I don’t know where she lives. I haven’t asked. She could live anywhere in the area. She mentioned to Lynn in some context that she used to be a chef in a restaurant. Is that possible? I can’t see it. On another occasion she asks Lynn what she does. Lynn answers that she works as a therapist. Andy nods enthusiastically. She does too, she gives therapy on Zoom.
With some puzzles, though the pieces are scattered, you trust that with enough patience and skill a picture can be assembled. I don’t have that trust. Each new bit of information is confounding, unconnected. For one thing, she is vigilant. No matter where she is working, she keeps track of the other painters. It’s as if she thinks they are talking about her, but just out of earshot. On the carpenter’s last day, I gave him a bottle of whiskey, and Andy somehow found this out. The first thing she said the next day was, “So, Kevin got a big bottle of Jack Daniels…” He did, I said. Then, scrambling, I asked, “What’s your poison?” She didn’t hesitate an instant. “Tito’s.”
It’s what philosophers call ‘the problem of other minds.’ Each a kind of black box that can never be retrieved. I would enlarge that, in this case, to include ‘the problem of other lives.’ I can only make guesses. A small house near one of the towns north of here, a fence-in yard with dogs? I’m full of classist clichés. Maybe she has an apartment in Northampton, or Greenfield? Maybe she goes home, changes, and gets to work in the kitchen. Chicken? Poached salmon? Or did she pick up something from Subway? Does she turn up the music in the car when she drives? Would it be metal, or country, or opera? Later at night: nightly news, CSI, or a documentary on fly-fishing, her passion?
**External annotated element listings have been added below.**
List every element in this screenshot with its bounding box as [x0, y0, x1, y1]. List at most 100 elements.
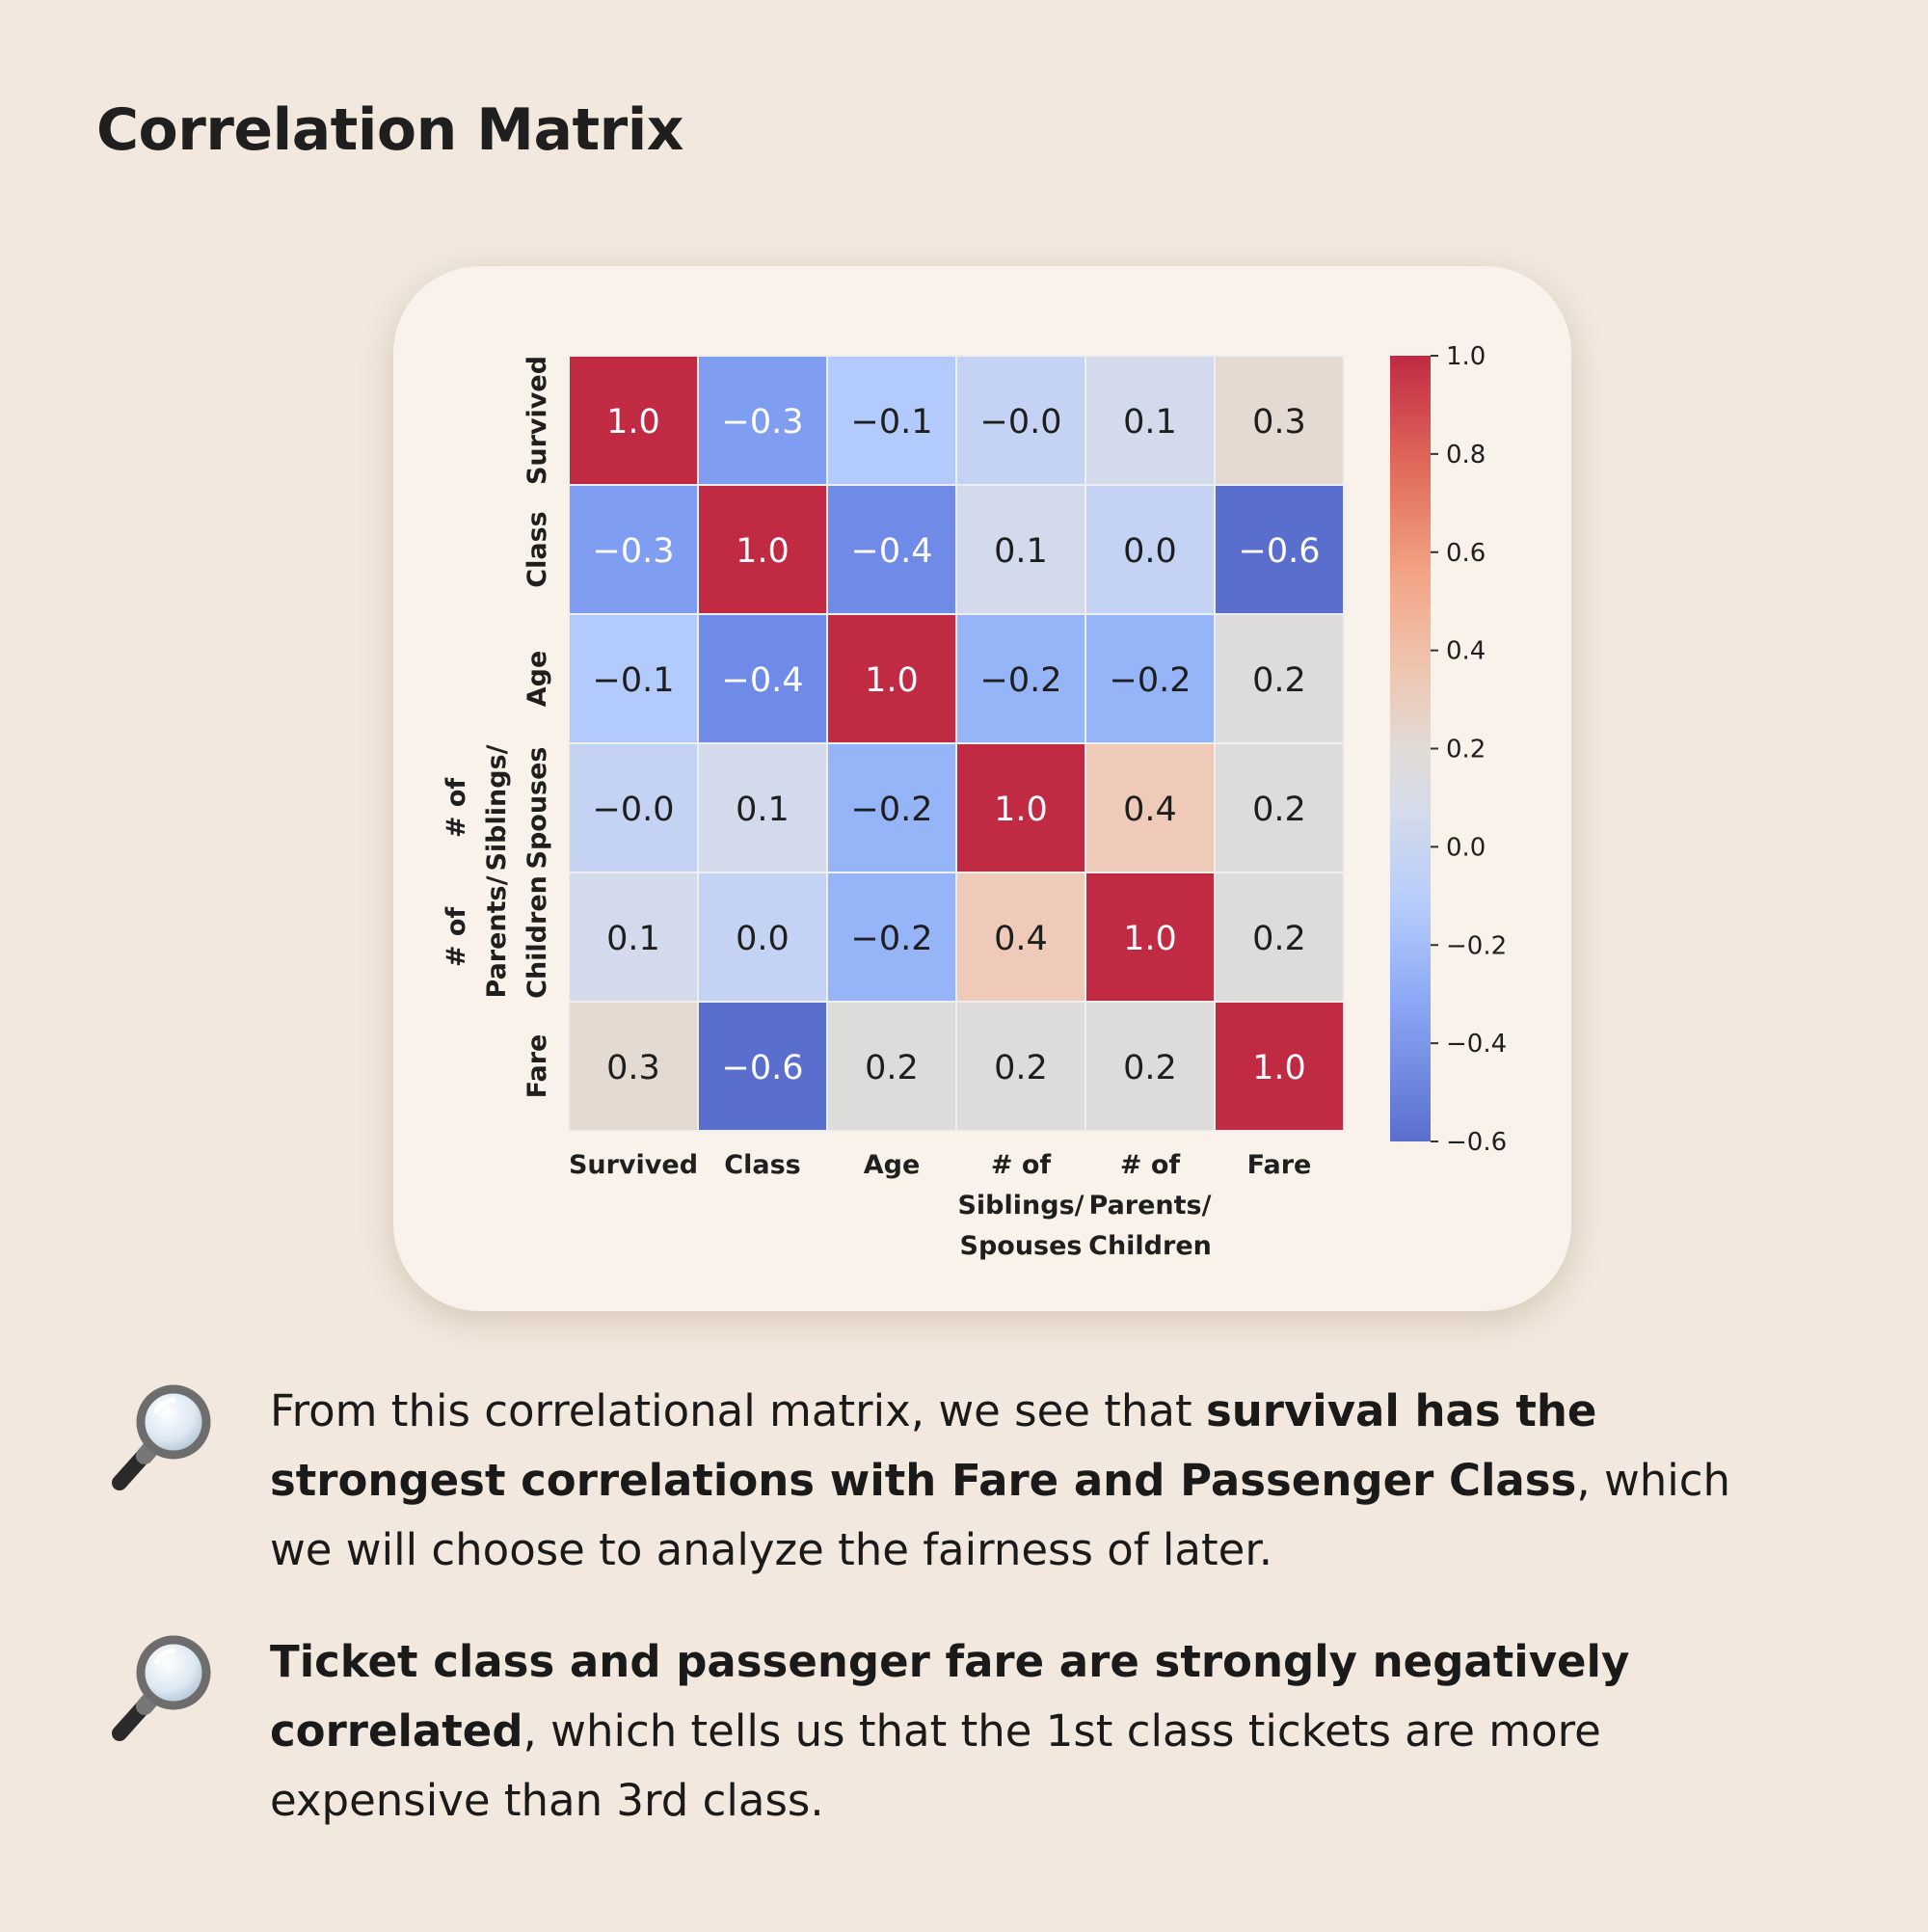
heatmap-cell [697, 1001, 828, 1132]
cell-value-label: −0.2 [851, 791, 933, 829]
cell-value-label: 1.0 [606, 403, 660, 442]
cell-value-label: 0.3 [606, 1049, 660, 1087]
cell-value-label: 0.1 [606, 920, 660, 958]
cell-value-label: −0.3 [722, 403, 804, 442]
colorbar-tick-label: 0.2 [1446, 736, 1486, 765]
heatmap-cell [1084, 484, 1216, 615]
note-2-bold: Ticket class and passenger fare are stro… [270, 1636, 1630, 1757]
heatmap-cell [1214, 355, 1345, 486]
x-tick-label: Children [1088, 1231, 1212, 1261]
y-tick-label: Spouses [522, 747, 552, 870]
cell-value-label: 0.2 [1123, 1049, 1177, 1087]
heatmap-cell [826, 742, 957, 873]
colorbar-tick-label: −0.4 [1446, 1030, 1507, 1059]
colorbar-tick-label: 0.0 [1446, 833, 1486, 862]
heatmap-cell [568, 1001, 699, 1132]
cell-value-label: −0.2 [851, 920, 933, 958]
heatmap-cell [1214, 742, 1345, 873]
y-axis-labels: Survived Class Age # of Siblings/Spouses # of… [442, 356, 552, 1098]
cell-value-label: 0.2 [865, 1049, 919, 1087]
colorbar-tick-label: 0.4 [1446, 637, 1486, 666]
x-tick-label: Survived [569, 1150, 698, 1180]
cell-value-label: 0.0 [1123, 532, 1177, 571]
cell-value-label: 1.0 [994, 791, 1048, 829]
heatmap-cell [568, 613, 699, 744]
heatmap-cell [1214, 484, 1345, 615]
cell-value-label: 0.2 [1252, 791, 1306, 829]
heatmap-cell [697, 484, 828, 615]
cell-value-label: 0.4 [994, 920, 1048, 958]
colorbar-tick-label: 0.8 [1446, 441, 1486, 470]
x-tick-label: Parents/ [1089, 1191, 1212, 1221]
cell-value-label: 0.0 [736, 920, 790, 958]
cell-value-label: 1.0 [865, 661, 919, 700]
x-tick-label: Fare [1247, 1150, 1312, 1180]
cell-value-label: 0.2 [994, 1049, 1048, 1087]
cell-value-label: 0.2 [1252, 661, 1306, 700]
heatmap-cell [955, 872, 1086, 1003]
cell-value-label: 1.0 [1252, 1049, 1306, 1087]
colorbar-ticks: 1.0 0.8 0.6 0.4 0.2 0.0 −0.2 −0.4 −0.6 [1431, 342, 1507, 1157]
heatmap-cell [1084, 613, 1216, 744]
cell-value-label: 0.2 [1252, 920, 1306, 958]
colorbar-tick-label: −0.2 [1446, 931, 1507, 960]
heatmap-cell-labels: 1.0 −0.3 −0.1 −0.0 0.1 0.3 −0.3 1.0 −0.4 0.1 0.0 −0… [593, 403, 1321, 1087]
cell-value-label: −0.3 [593, 532, 675, 571]
cell-value-label: 0.1 [994, 532, 1048, 571]
magnifying-glass-icon [112, 1384, 211, 1490]
x-tick-label: # of [991, 1150, 1052, 1180]
y-tick-label: Siblings/ [482, 744, 512, 871]
colorbar [1390, 356, 1431, 1141]
cell-value-label: 0.4 [1123, 791, 1177, 829]
cell-value-label: −0.2 [1110, 661, 1192, 700]
note-1-lead: From this correlational matrix, we see t… [270, 1385, 1206, 1436]
heatmap-cell [1214, 613, 1345, 744]
magnifying-glass-icon [112, 1635, 211, 1741]
y-tick-label: # of [442, 907, 471, 968]
x-tick-label: Age [864, 1150, 921, 1180]
heatmap-cell [568, 484, 699, 615]
cell-value-label: −0.0 [593, 791, 675, 829]
note-1-bold: survival has the strongest correlations … [270, 1385, 1597, 1506]
cell-value-label: 1.0 [736, 532, 790, 571]
y-tick-label: Survived [522, 356, 552, 485]
heatmap-cell [1084, 742, 1216, 873]
cell-value-label: 0.3 [1252, 403, 1306, 442]
colorbar-tick-label: −0.6 [1446, 1128, 1507, 1157]
heatmap-cell [697, 872, 828, 1003]
heatmap-cell [955, 1001, 1086, 1132]
heatmap-cell [955, 355, 1086, 486]
cell-value-label: −0.4 [722, 661, 804, 700]
heatmap-cell [1214, 1001, 1345, 1132]
y-tick-label: Fare [522, 1034, 552, 1099]
heatmap-cell [697, 613, 828, 744]
cell-value-label: −0.6 [1239, 532, 1321, 571]
y-tick-label: Age [522, 651, 552, 708]
x-tick-label: Spouses [960, 1231, 1083, 1261]
heatmap-cell [1214, 872, 1345, 1003]
y-tick-label: # of [442, 778, 471, 839]
y-tick-label: Children [522, 875, 552, 999]
colorbar-tick-label: 1.0 [1446, 342, 1486, 371]
heatmap-cell [826, 1001, 957, 1132]
note-1: From this correlational matrix, we see t… [270, 1377, 1783, 1585]
cell-value-label: −0.1 [851, 403, 933, 442]
colorbar-tick-label: 0.6 [1446, 539, 1486, 568]
note-2: Ticket class and passenger fare are stro… [270, 1627, 1783, 1836]
page-title: Correlation Matrix [96, 96, 684, 164]
note-2-tail: , which tells us that the 1st class tick… [270, 1705, 1601, 1826]
cell-value-label: −0.4 [851, 532, 933, 571]
heatmap-cells [568, 355, 1345, 1132]
cell-value-label: −0.2 [980, 661, 1062, 700]
cell-value-label: −0.0 [980, 403, 1062, 442]
cell-value-label: 0.1 [736, 791, 790, 829]
note-1-tail: , which we will choose to analyze the fa… [270, 1455, 1731, 1575]
cell-value-label: 0.1 [1123, 403, 1177, 442]
heatmap-cell [955, 484, 1086, 615]
y-tick-label: Class [522, 511, 552, 587]
cell-value-label: −0.1 [593, 661, 675, 700]
heatmap-cell [1084, 355, 1216, 486]
cell-value-label: −0.6 [722, 1049, 804, 1087]
heatmap-cell [1084, 1001, 1216, 1132]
I’ve been told I ask a lot of questions, sometimes with insinuations that I snoop. I do, both. I realized just now, writing this, what it is I’m doing. I am making pictures, connecting things—what my daughter and I used to call ‘detectiving.’ As if by imagining aspects of a life, I can get purchase. Sometimes I feel that I do. But watching this woman, her gray flattop right here at window level, I know I have not the slightest idea.